Thomas A Kempis kicks off by reminding us that if Christ endured verbal abuse without defending himself, then we ourselves should be able to put up with a few jibes for his sake. If that seems tough, on Tuesday the Jesuit Alfred Delp, executed at the hands of his own countrymen in 1945, has some profound words for us about how our own need of mercy is activated by showing mercy to others. “The sins of the world must vanish with transcendental guilt so that the world now and then may breathe again.”
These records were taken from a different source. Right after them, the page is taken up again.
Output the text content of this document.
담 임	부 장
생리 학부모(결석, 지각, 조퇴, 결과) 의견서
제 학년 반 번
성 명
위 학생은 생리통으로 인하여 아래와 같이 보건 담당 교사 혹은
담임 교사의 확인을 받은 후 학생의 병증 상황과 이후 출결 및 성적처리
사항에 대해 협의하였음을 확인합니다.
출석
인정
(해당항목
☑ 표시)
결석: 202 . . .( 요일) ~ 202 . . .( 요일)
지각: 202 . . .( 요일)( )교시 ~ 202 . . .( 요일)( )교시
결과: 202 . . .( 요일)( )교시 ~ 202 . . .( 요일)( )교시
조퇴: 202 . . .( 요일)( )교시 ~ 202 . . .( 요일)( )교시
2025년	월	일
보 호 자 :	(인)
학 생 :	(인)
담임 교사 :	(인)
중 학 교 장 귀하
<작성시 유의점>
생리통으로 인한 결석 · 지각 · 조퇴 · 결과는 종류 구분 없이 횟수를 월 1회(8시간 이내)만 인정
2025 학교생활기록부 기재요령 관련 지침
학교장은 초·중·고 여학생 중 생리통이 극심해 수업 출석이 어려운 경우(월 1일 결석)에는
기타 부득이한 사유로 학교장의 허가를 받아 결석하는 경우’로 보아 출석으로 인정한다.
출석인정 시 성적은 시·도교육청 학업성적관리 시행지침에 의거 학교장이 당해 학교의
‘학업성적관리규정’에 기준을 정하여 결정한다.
On Wednesday St John Paul II explains how the prohibitive terms of the commandments are in fact positive assertions about human dignity and value. On Thursday Madeleine Delbrel challenges us to grasp what Joan of Arc meant when she said: “Christ and the Church are one.” We ourselves make up the Church, so that our every word and deed affects her, intimately. Each of us is a cell in that body, and we must function in a way that is ‘at once intelligent and loving’. Or as St Francis de Sales puts it in our Friday meditation: “To love our neighbour in charity is to love God in man, or man in God; it is to hold God alone dear for his own sake and the creature for the love of him.”
This is all very well, the honest soul might think, but I can’t see the wood for the trees just now. In Saturday’s meditation that insightful educator Luigi Giussani has some words which may console you… And then it’s Laetare Sunday, and we can indeed ‘breathe again’ as we celebrate both our human mothers, and our Mother the Church.